É certo que, segundo tem sido divulgado, as novas
posturas sobre o assunto não prevêem o afastamento
completo dos soldados da PM, uma vez que os guardas
municipais terão futuramente o poder de fiscalização,
mas não autoridade para inspecionar os veículos, nem
autuar em fragrante motoristas infratores, e muito menos
apurar a responsabilidade pelos acidentes de trânsito.
Ainda assim, um certo número de policiais militares
poderá ser liberado de suas tarefas diárias no Bptran,
aumentando o efetivo dos que estão mobilizados para a
luta tão necessária contra a criminalidade em
Pernambuco (e não só no Recife), violência que vem
comprometendo seriamente a imagem do nosso Estado no
País e até no exterior, a julgar pelas denúncias de
entidades como a Unesco.
Mesmo sem contar os atropelamentos com vítimas humanas,
o trânsito de cidades como o Recife, com seus pontos de
estrangulamento, seus engarrafamentos rotineiros e a
repetição diária de choques entre veículos, contribui
para aumentar o estresse e a irritação dos seus
habitantes, motoristas ou não. É necessário, pois, que
os guardas municipais sejam preparados psicologicamente
para situações de conflito e de agressões, pois não
são poucos os que, ao volante ou no leito da rua,
demonstram tendência a atitudes radicais e violentas.

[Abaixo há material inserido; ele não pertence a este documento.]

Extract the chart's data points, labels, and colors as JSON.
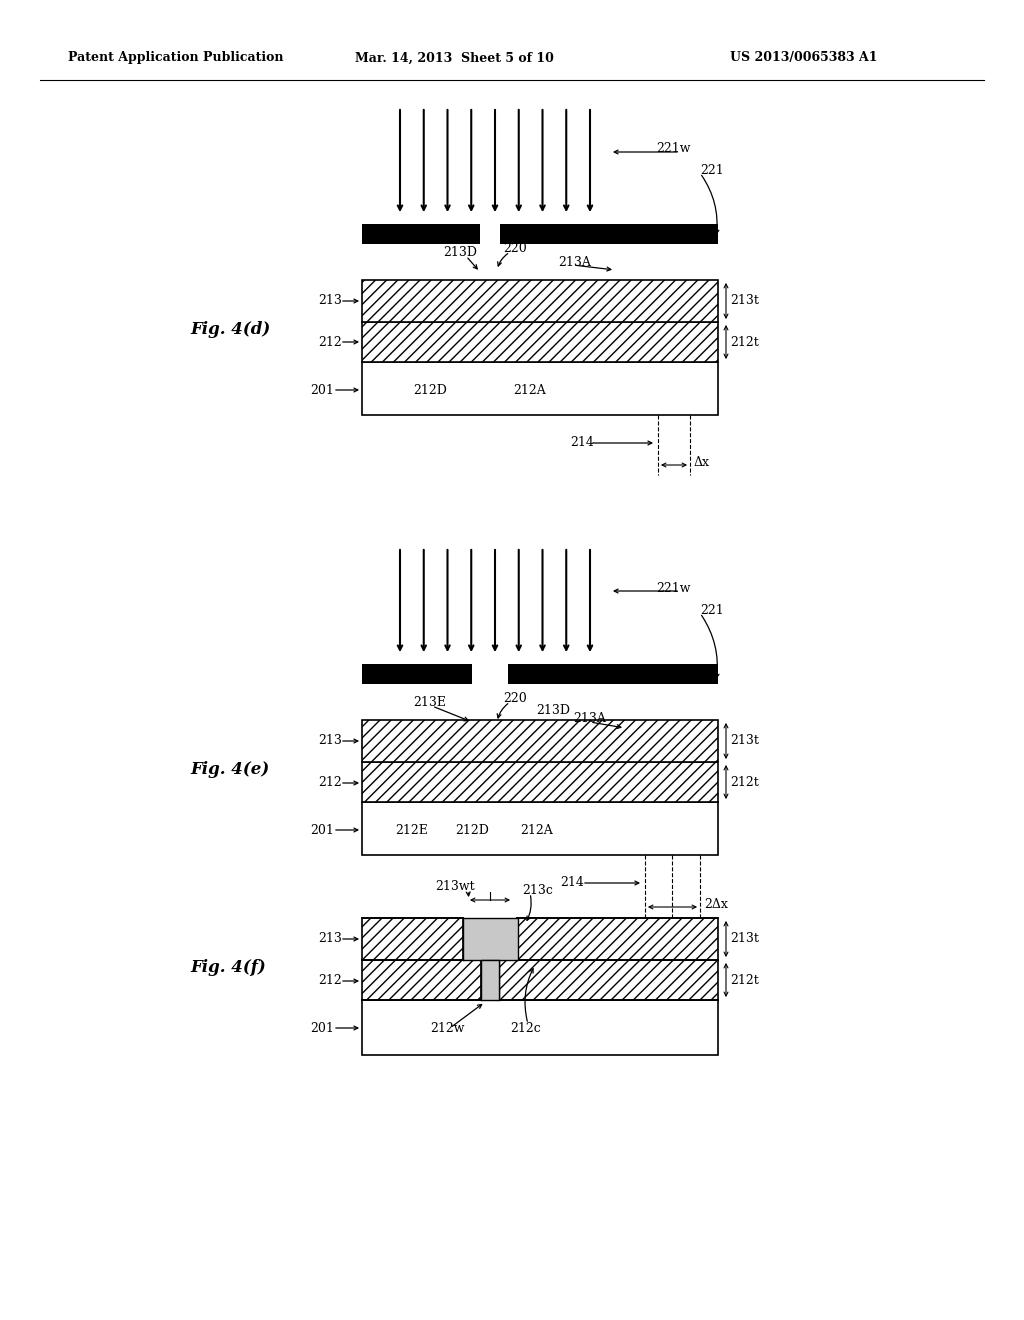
{
  "bg_color": "#ffffff",
  "header_left": "Patent Application Publication",
  "header_mid": "Mar. 14, 2013  Sheet 5 of 10",
  "header_right": "US 2013/0065383 A1",
  "fig_d_label": "Fig. 4(d)",
  "fig_e_label": "Fig. 4(e)",
  "fig_f_label": "Fig. 4(f)",
  "arrow_count": 9
}
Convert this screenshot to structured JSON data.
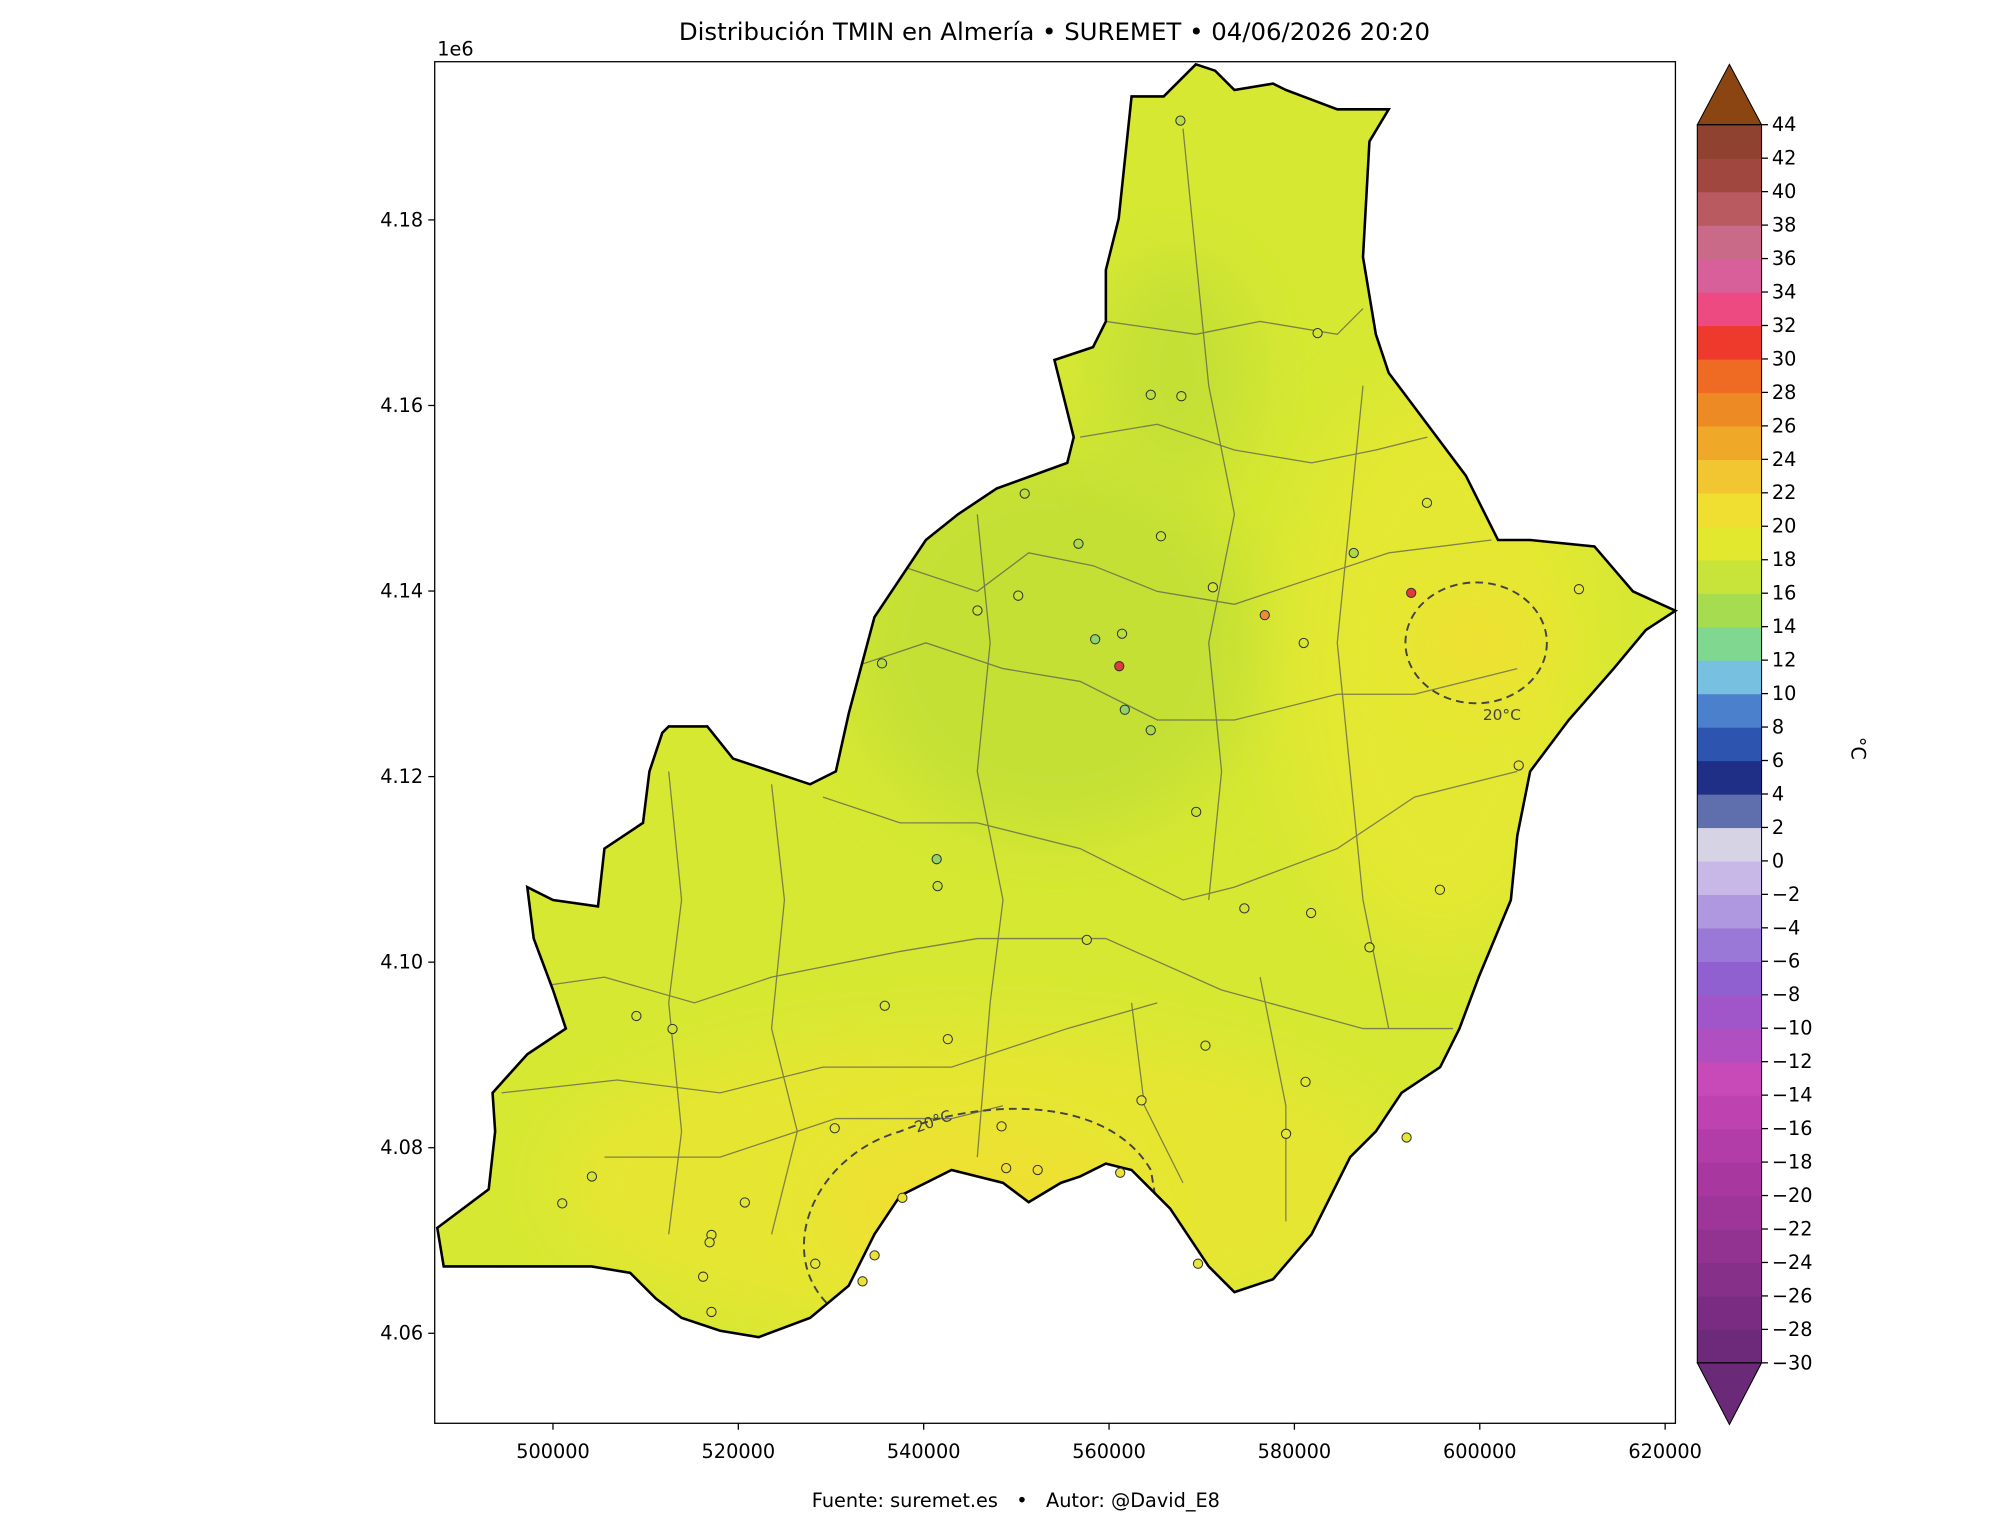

Pessoas sensatas defendem um período de transição, na
passagem do controle hoje feito pela PM para os guardas
municipais. Na verdade, só o tempo, a vivência diária
com os problemas, irá ensinando os novatos a superar as
dificuldades e desafios.
Quanto às demais cidades do Estado, não parece ter sido
feito um estudo para saber quais delas estarão em
condições de seguir o caminho da municipalização do
trânsito. Não serão certamente aquelas em que há
poucas matrículas de veículos, mas circulam diariamente
muitos automóveis, caminhões e utilitários de toda
sorte com placas de outros municípios, inclusive de
diferentes Estados. Mas, certamente, se a experiência
recifense tiver sucesso, é possível que várias outras
aceitem gradativamente a nova responsabilidade, que é
mais um passo para a descentralização administrativa,
liberando energias ao poder estadual para enfrentar em
melhores condições os desafios que lhe são
constitucionalmente atribuídos.
Alguns cenários já podem ser imaginados a partir de
agora. Nas pequenas cidades, os guardas municipais irão
conviver diariamente com as irregularidades do trânsito
praticadas por pessoas importantes, que se
dizem amigos ou correligionários do prefeito. E nas
maiores, terão pela frente a dificuldade de conviver com
a loucura do transporte chamado alternativo, em sua
competição selvagem pela conquista de passageiros.
Como todo processo de mudança, esta também receberá
críticas. Vamos apostar, porém, nas vantagens da
liberação de soldados da PM para missões mais
apropriadas a sua formação militar, como o combate ao
crime, no Estado.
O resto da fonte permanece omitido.